Ashmore’s Distressed Debt Flops Spur Worst Sell-Off in a Decade

(Bloomberg) -- Even as Ashmore Group Plc’s bond funds endured blow after blow in the past year from risky bets that came undone, its stock price soared to a record -- until now.

In the past three days, the London-based money manager’s shares plunged 16%, heading for the biggest slide in more than a decade. The tumble reflects a crash in oil prices that rattled risky assets already on edge over the spreading coronavirus.

The $5.3 billion Ashmore Emerging Markets Short Duration Fund offers a study in what went wrong. Roughly two-fifths of its assets are allocated to Ecuador, Argentina and Lebanon, according to filings as of Dec. 31. Those are the three major bond markets suffering the most from Monday’s market bloodbath, data compiled by Bloomberg show.

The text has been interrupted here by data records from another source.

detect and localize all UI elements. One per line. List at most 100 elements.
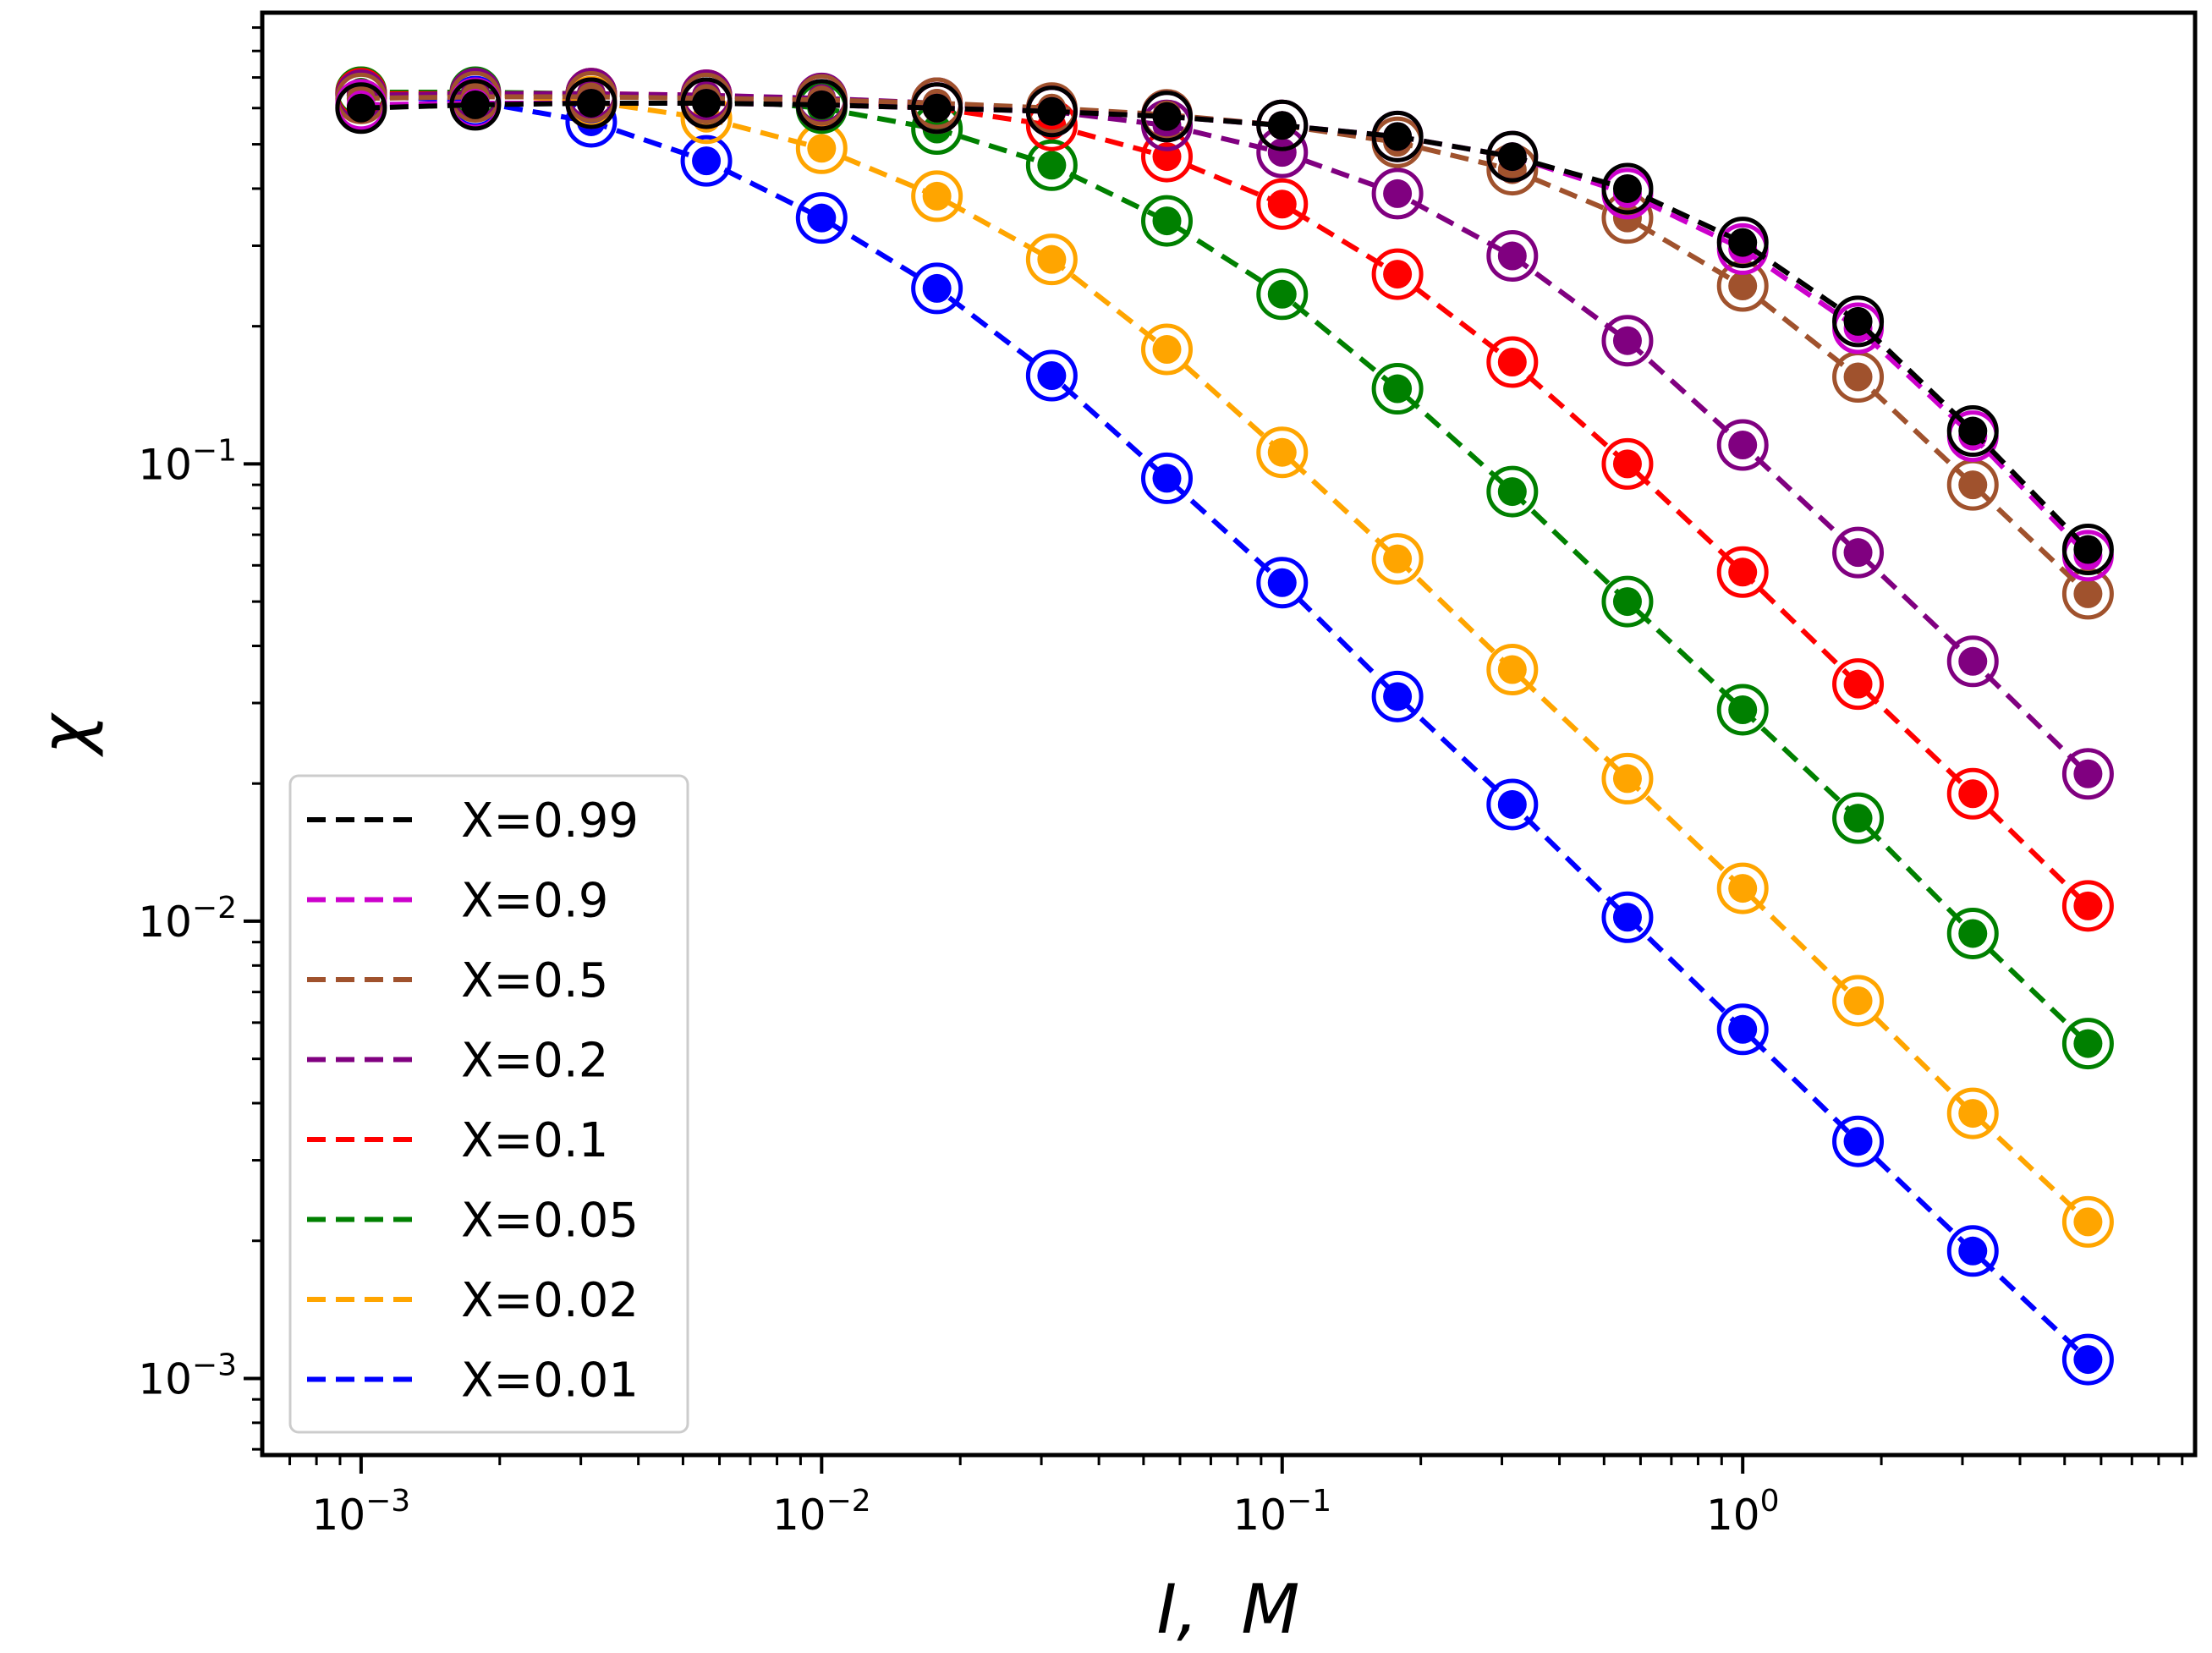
marker-ring-x-0-01 [1141, 452, 1194, 504]
x-tick-label: 10−2 [772, 1484, 871, 1540]
marker-dot-x-0-99 [1037, 96, 1067, 126]
marker-dot-x-0-5 [1843, 362, 1873, 392]
series-line-x-0-2 [360, 91, 2090, 776]
y-tick-label: 10−2 [138, 891, 237, 947]
marker-dot-x-0-99 [576, 88, 606, 118]
marker-ring-x-0-01 [680, 135, 733, 187]
marker-ring-x-0-01 [1832, 1115, 1885, 1167]
marker-ring-x-0-1 [1832, 658, 1885, 711]
marker-dot-x-0-1 [1497, 348, 1527, 377]
marker-dot-x-0-99 [692, 88, 722, 118]
marker-dot-x-0-1 [1612, 449, 1642, 479]
marker-ring-x-0-02 [1025, 233, 1078, 286]
marker-dot-x-0-99 [922, 93, 952, 123]
marker-dot-x-0-1 [1843, 669, 1873, 699]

Ashmore’s Distressed Debt Flops Spur Worst Sell-Off in a Decade

To make matters worse, one of the fund’s biggest bets was on Lebanon’s $1.2 billion Eurobond due Monday. Over the weekend, officials in Beirut said they won’t repay that bond, setting the stage for the country’s first default since its independence in 1943.

Jan Dehn, a spokesman for Ashmore, didn’t respond to requests for comment.